The cold and hot separation supports all doris functions, but only places some data on object storage to save costs without sacrificing functions. Therefore, it has the following characteristics:
The storage policy is the entry to use the cold and hot separation function. Users only need to associate a storage policy with a table or partition during table creation or doris use. that is, they can use the cold and hot separation function.
When creating an S3 RESOURCE, the S3 remote link verification will be performed to ensure that the RESOURCE is created correctly.
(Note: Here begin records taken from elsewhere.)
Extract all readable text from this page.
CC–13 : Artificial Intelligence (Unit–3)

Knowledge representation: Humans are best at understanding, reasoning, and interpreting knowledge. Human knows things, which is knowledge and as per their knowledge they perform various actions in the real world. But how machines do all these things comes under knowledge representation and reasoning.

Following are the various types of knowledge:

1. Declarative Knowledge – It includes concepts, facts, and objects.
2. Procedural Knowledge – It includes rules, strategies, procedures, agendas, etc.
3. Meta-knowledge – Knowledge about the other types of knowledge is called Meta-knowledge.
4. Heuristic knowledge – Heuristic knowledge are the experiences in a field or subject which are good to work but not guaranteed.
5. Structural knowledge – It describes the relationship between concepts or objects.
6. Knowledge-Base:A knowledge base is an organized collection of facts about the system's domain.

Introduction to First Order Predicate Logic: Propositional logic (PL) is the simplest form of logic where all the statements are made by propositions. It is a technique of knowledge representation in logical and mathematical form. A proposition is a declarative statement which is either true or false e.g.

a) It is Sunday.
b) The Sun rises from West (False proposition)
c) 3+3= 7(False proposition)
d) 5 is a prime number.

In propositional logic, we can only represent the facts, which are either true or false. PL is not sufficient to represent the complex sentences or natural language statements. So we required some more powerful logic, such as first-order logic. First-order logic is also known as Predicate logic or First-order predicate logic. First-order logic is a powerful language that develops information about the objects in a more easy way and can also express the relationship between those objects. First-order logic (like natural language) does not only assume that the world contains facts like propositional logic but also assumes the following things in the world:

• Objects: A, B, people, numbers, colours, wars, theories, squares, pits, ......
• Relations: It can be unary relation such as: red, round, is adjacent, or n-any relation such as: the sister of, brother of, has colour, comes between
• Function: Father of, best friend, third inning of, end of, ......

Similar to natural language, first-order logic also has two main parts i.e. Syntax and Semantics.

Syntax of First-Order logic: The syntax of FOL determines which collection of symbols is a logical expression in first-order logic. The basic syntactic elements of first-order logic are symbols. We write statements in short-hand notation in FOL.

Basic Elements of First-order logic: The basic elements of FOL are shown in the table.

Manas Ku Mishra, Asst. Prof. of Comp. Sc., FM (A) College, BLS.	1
In addition, fe configuration needs to be added: enable_storage_policy=true
For example:
CREATE RESOURCE "remote_s3"
PROPERTIES
(
"type" = "s3",
"AWS_ENDPOINT" = "bj.s3.com",
"AWS_REGION" = "bj",
"AWS_BUCKET" = "test-bucket",
"AWS_ROOT_PATH" = "path/to/root",
"AWS_ACCESS_KEY" = "bbb",
"AWS_SECRET_KEY" = "aaaa",
"AWS_MAX_CONNECTIONS" = "50",
"AWS_REQUEST_TIMEOUT_MS" = "3000",
"AWS_CONNECTION_TIMEOUT_MS" = "1000"
);
CREATE STORAGE POLICY test_policy
PROPERTIES(
"storage_resource" = "remote_s3",
"cooldown_ttl" = "1d"
);
CREATE TABLE IF NOT EXISTS create_table_use_created_policy
(
k1 BIGINT,
k2 LARGEINT,
v1 VARCHAR(2048)
)
UNIQUE KEY(k1)
DISTRIBUTED BY HASH (k1) BUCKETS 3
PROPERTIES(
"storage_policy" = "test_policy"
);
Or for an existing table, associate the storage policy
ALTER TABLE create_table_not_have_policy set ("storage_policy" = "test_policy");
Or associate a storage policy with an existing partition
ALTER TABLE create_table_partition MODIFY PARTITION (*) SET("storage_policy"="test_policy");
For details, please refer to the resource, policy, create table, alter and other documents in the docs directory
Through show proc ‘/backends’, you can view the size of each object being uploaded to, and the RemoteUsedCapacity item.
Through show tables from tableName, you can view the object size occupied by each table, and the RemoteDataSize item.
As above, cold data introduces the cache in order to optimize query performance. After the first hit after cooling, Doris will reload the cooled data to be's local disk. The cache has the following characteristics:
file_cache_alive_time_sec can set the maximum storage time of the cache data after it has not been accessed. The default is 604800, which is one week.file_cache_max_size_per_disk can set the disk size occupied by the cache. Once this setting is exceeded, the cache that has not been accessed for the longest time will be deleted. The default is 0, means no limit to the size, unit: byte.file_cache_type is optional sub_file_cache (segment the remote file for local caching) and whole_file_cache (the entire remote file for local caching), the default is "", means no file is cached, please set it when caching is required this parameter.